Of special interest to me is a conversation between Bender and Green during which Bender explains each of the four disciplines with which O'Connor is obsessed. This conversation occurs late in the narrative and indicates that Bender understands the four disciplines and yet is unwilling and/or unable to master and then follow them. (This strikes me as an excellent example of what Jeffrey Pfeffer and Robert I. Sutton characterize as the "Knowing-Doing Gap.") Bender's explanation seems somewhat didactic to me but, nonetheless, serves as a means by which Lencioni can summarize his key points. He adds a nice dramatic touch when O'Connor appears at Green's office and there is a brief encounter between him and Bender before he and Green meet. Although they and other executives are fictitious characters, each is credible as a human being rather than as a literary device.
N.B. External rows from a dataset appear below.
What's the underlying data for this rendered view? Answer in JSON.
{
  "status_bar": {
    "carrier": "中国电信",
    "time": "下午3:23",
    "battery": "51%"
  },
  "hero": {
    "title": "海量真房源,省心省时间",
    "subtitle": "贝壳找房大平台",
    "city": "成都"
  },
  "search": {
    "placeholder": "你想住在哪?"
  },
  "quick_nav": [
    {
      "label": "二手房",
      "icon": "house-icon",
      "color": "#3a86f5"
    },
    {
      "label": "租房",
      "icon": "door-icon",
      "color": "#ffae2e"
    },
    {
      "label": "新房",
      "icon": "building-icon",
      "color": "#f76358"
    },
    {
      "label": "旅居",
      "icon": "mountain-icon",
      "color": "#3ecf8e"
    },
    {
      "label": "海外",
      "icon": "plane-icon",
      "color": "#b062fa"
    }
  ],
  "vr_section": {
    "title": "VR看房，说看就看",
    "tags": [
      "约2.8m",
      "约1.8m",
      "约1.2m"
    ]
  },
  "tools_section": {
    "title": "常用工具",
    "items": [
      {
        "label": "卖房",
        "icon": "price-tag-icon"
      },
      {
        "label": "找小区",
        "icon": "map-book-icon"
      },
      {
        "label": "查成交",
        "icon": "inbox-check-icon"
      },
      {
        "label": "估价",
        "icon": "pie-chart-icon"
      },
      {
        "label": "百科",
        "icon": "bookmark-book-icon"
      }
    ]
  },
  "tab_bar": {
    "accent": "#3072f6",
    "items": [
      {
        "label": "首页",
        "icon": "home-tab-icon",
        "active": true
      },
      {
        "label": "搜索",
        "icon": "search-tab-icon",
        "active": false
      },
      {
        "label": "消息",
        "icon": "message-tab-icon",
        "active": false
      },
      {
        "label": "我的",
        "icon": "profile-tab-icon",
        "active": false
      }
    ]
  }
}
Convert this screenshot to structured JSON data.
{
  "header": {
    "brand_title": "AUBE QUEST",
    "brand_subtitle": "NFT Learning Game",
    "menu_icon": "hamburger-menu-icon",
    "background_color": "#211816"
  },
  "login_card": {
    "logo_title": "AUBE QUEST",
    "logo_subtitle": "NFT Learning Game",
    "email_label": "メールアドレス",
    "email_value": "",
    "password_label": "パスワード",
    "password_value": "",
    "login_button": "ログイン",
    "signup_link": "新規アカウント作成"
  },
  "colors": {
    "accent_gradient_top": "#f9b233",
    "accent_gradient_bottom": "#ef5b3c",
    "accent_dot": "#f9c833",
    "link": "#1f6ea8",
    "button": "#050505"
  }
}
As is Lencioni's custom in each of the other volumes in the series of "leadership fables," he then provides an "Organizational Health: The Model" section and supplementary material (Pages 139-180) whose value-added benefits will help his reader to make effective application of the lessons learned from the experiences shared by Rich O'Connor and his colleagues at Telegraph Partners as well as from what Vince Green finally realizes about himself and about the consequences of his own obsessions.
Those who share my high regard for this volume are urged to check out Patrick Lencioni's other "leadership fables" as well as Michael Ray's The Highest Goal, David Maister's Practice What You Preach, Bill George's Authentic Leadership and his more recently published True North, James O'Toole's Creating the Good Life, and Michael Maccoby's Narcissistic Leaders.